Remarks on the preservation and breaking of translational symmetry for a class of ODEs

TL;DR

This paper investigates conditions under which translational symmetry is preserved or broken in certain periodic second-order ODEs, extending previous theorems by employing novel group actions to analyze symmetry properties.

Contribution

It introduces new symmetry preservation and breaking theorems for periodic ODEs using unconventional group actions, generalizing prior results by Willem and Costa-Fang.

Findings

Established conditions for symmetry preservation in periodic ODEs.

Proved symmetry breaking scenarios under specific nonlinearities.

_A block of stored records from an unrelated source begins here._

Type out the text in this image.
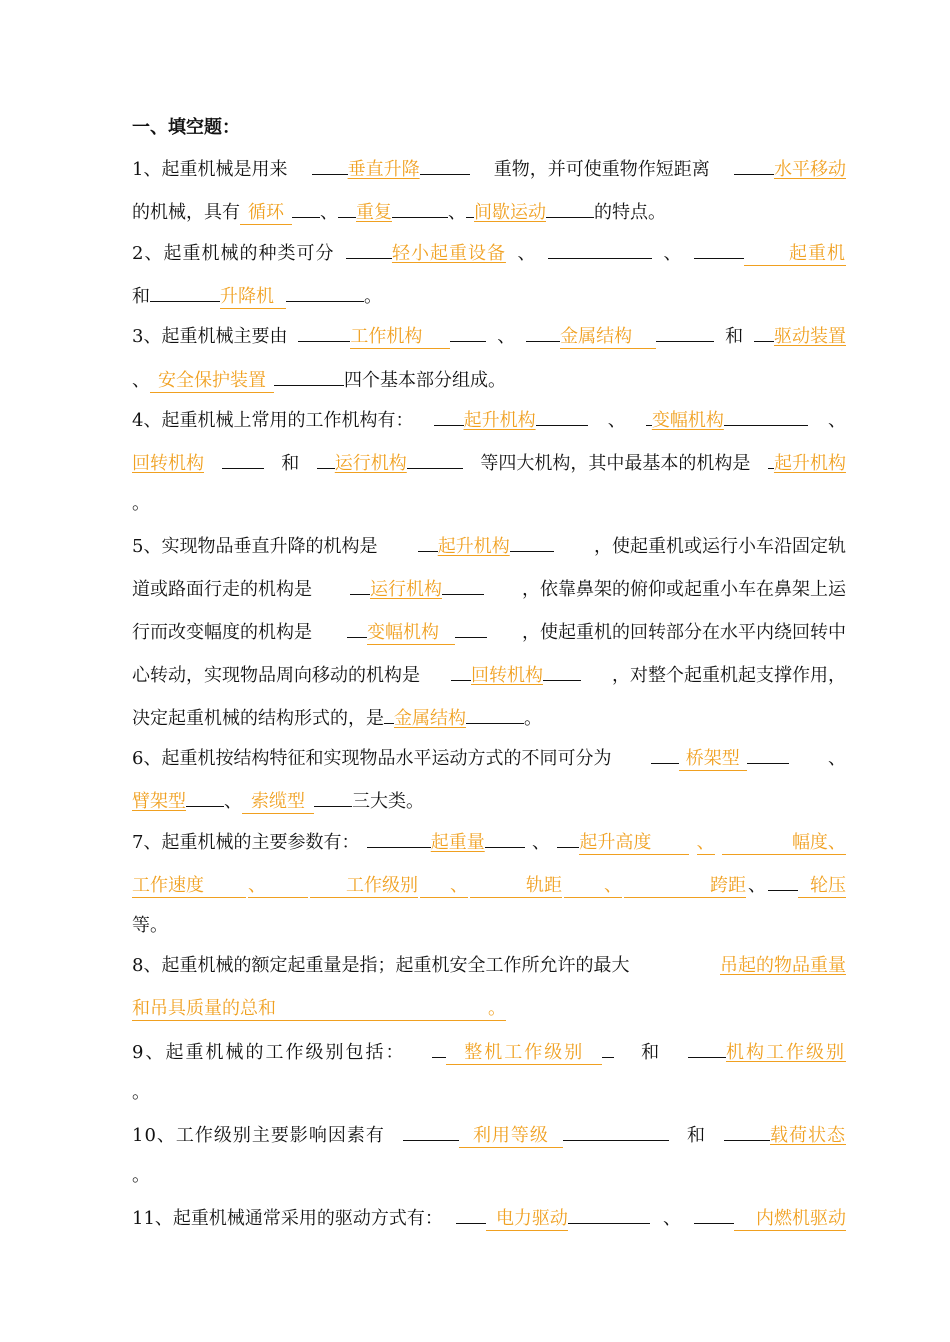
一、填空题：
1、起重机械是用来	垂直升降	重物，并可使重物作短距离	水平移动
的机械，具有 循环 、 重复	、 间歇运动	的特点。
2、起重机械的种类可分	轻小起重设备 、	、	起重机
和	升降机	。
3、起重机械主要由	工作机构	、	金属结构	和	驱动装置
、 安全保护装置	四个基本部分组成。
4、起重机械上常用的工作机构有：	起升机构	、	变幅机构	、
回转机构	和	运行机构	等四大机构，其中最基本的机构是	起升机构
。
5、实现物品垂直升降的机构是	起升机构	，使起重机或运行小车沿固定轨
道或路面行走的机构是	运行机构	，依靠鼻架的俯仰或起重小车在鼻架上运
行而改变幅度的机构是	变幅机构	，使起重机的回转部分在水平内绕回转中
心转动，实现物品周向移动的机构是	回转机构	，对整个起重机起支撑作用，
决定起重机械的结构形式的，是 金属结构	。
6、起重机按结构特征和实现物品水平运动方式的不同可分为	桥架型	、
臂架型 、 索缆型	三大类。
7、起重机械的主要参数有：	起重量	、	起升高度	、	幅度、
工作速度	、	工作级别	、	轨距	、	跨距 、	轮压
等。
8、起重机械的额定起重量是指；起重机安全工作所允许的最大	吊起的物品重量
和吊具质量的总和	。
9、起重机械的工作级别包括：	整机工作级别	和	机构工作级别
。
10、工作级别主要影响因素有	利用等级	和	载荷状态
。
11、起重机械通常采用的驱动方式有：	电力驱动	、	内燃机驱动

Extended existing theorems with broader group action frameworks.

Abstract

In this paper, we provide both a preservation and breaking of symmetry theorem for $2\pi$-periodic problems of the form \begin{align*} \begin{cases} -u''(t) + g(u(t)) = f(t)\cr u(0) - u(2\pi) = u'(0) - u'(2\pi) = 0 \end{cases} \end{align*} where $g: \mathbb{R} \to \mathbb{R}$ is a given $C^1$ function and $f: [0,2\pi] \to \mathbb{R}$ is continuous. We provide a preservation of symmetry result that is analogous to one given by Willem (Willem, 1989) and a generalization of the theorem given by Costa-Fang (Costa and Fang, 2019). Both of these theorems use group actions that are not normally considered in the literature.